WASHINGTON, D.C. - U.S. Senators Richard Burr (R-North Carolina) and Robert Byrd (D-West Virginia) yesterday introduced a resolution honoring Frank Woodruff Buckles, the last surviving American veteran of World War I. The measure authorizes Mr. Buckles to lie in honor in the Capitol Rotunda upon his death. By order of the President, he will then be interred at Arlington National Cemetery with full military honors.
"Mr. Buckles is our last link to an important part of our nation's history," Burr said. "By honoring him, we pay our final respects to an entire generation of Americans who fought in the ‘Great War.' I am pleased to sponsor this resolution with Senator Byrd honoring the patriotism and dedication of Mr. Buckles and all who served during World War I."

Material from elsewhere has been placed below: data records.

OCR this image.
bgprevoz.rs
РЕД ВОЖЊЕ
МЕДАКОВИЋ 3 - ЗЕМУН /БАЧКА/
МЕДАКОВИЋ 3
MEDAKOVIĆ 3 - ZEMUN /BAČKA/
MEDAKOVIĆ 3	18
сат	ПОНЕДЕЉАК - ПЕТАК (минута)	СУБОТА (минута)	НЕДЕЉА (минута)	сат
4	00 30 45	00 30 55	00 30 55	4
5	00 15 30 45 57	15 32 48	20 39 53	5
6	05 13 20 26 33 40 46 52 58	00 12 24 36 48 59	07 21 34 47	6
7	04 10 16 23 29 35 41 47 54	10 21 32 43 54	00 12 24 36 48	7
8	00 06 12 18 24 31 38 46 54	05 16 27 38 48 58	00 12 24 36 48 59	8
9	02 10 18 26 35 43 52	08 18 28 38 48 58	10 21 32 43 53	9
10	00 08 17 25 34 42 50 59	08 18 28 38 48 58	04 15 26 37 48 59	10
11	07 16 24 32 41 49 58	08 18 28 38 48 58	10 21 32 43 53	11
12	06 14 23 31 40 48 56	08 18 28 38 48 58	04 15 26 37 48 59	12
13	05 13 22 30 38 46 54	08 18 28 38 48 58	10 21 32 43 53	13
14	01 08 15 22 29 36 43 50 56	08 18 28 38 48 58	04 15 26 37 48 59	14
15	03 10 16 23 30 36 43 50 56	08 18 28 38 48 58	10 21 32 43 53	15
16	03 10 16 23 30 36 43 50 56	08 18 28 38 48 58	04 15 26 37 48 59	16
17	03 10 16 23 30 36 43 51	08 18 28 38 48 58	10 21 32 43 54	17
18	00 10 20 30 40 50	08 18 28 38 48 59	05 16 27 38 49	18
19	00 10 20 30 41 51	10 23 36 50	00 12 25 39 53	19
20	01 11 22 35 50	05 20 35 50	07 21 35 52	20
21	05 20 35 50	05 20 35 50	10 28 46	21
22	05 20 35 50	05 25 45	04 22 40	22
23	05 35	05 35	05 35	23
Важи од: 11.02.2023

"West Virginian Frank Woodruff Buckles, at the impressive age of 107, is the last surviving American veteran of "the Great War," World War I," Byrd said. "The life story of Mr. Buckles admirably reflects the great courage and sacrifice of the 4.7 million Americans who served in that war, including 58,053 West Virginians. From a 16-year old ambulance driver in France during World War I to an enemy prisoner in the Philippines during World War II, to working his family's farm in West Virginia, Frank Buckles exemplifies the American ideals of bravery, perseverance, and patriotism. I am honored to cosponsor this resolution to honor Frank Woodruff Buckles and, through him, his generation of World War I military veterans."
To justify the use of the Capitol Rotunda for this distinct and solemn honor, the resolution reads:
Whereas the veterans of the First World War fought bravely
and made heroic sacrifices for the Allied forces; and
Whereas past resolutions have sought authorization for
American heroes to lie in honor in the rotunda of the Capitol
upon an individual's passing, it is the Nation's collective
desire to express its gratitude for the service of all
World War I veterans by making it known to that war's
last American survivor the honor it wishes to bestow on
him before he passes.
Buckles joined the Army in 1917 and deployed to England following basic training. He was soon moved to France, where he served as an ambulance driver. He escorted prisoners of war back to Germany following the end of hostilities in November 1918. Buckles left the Army a Corporal in 1920 and began a career as a merchant seaman. His work took him to the Philippines in 1941, where he was taken prisoner by the Japanese. He spent over three years as a civilian prisoner of war at Los Baños, where he was rescued by American military forces in 1945. After the war he moved to West Virginia and bought a farm, where he lives today.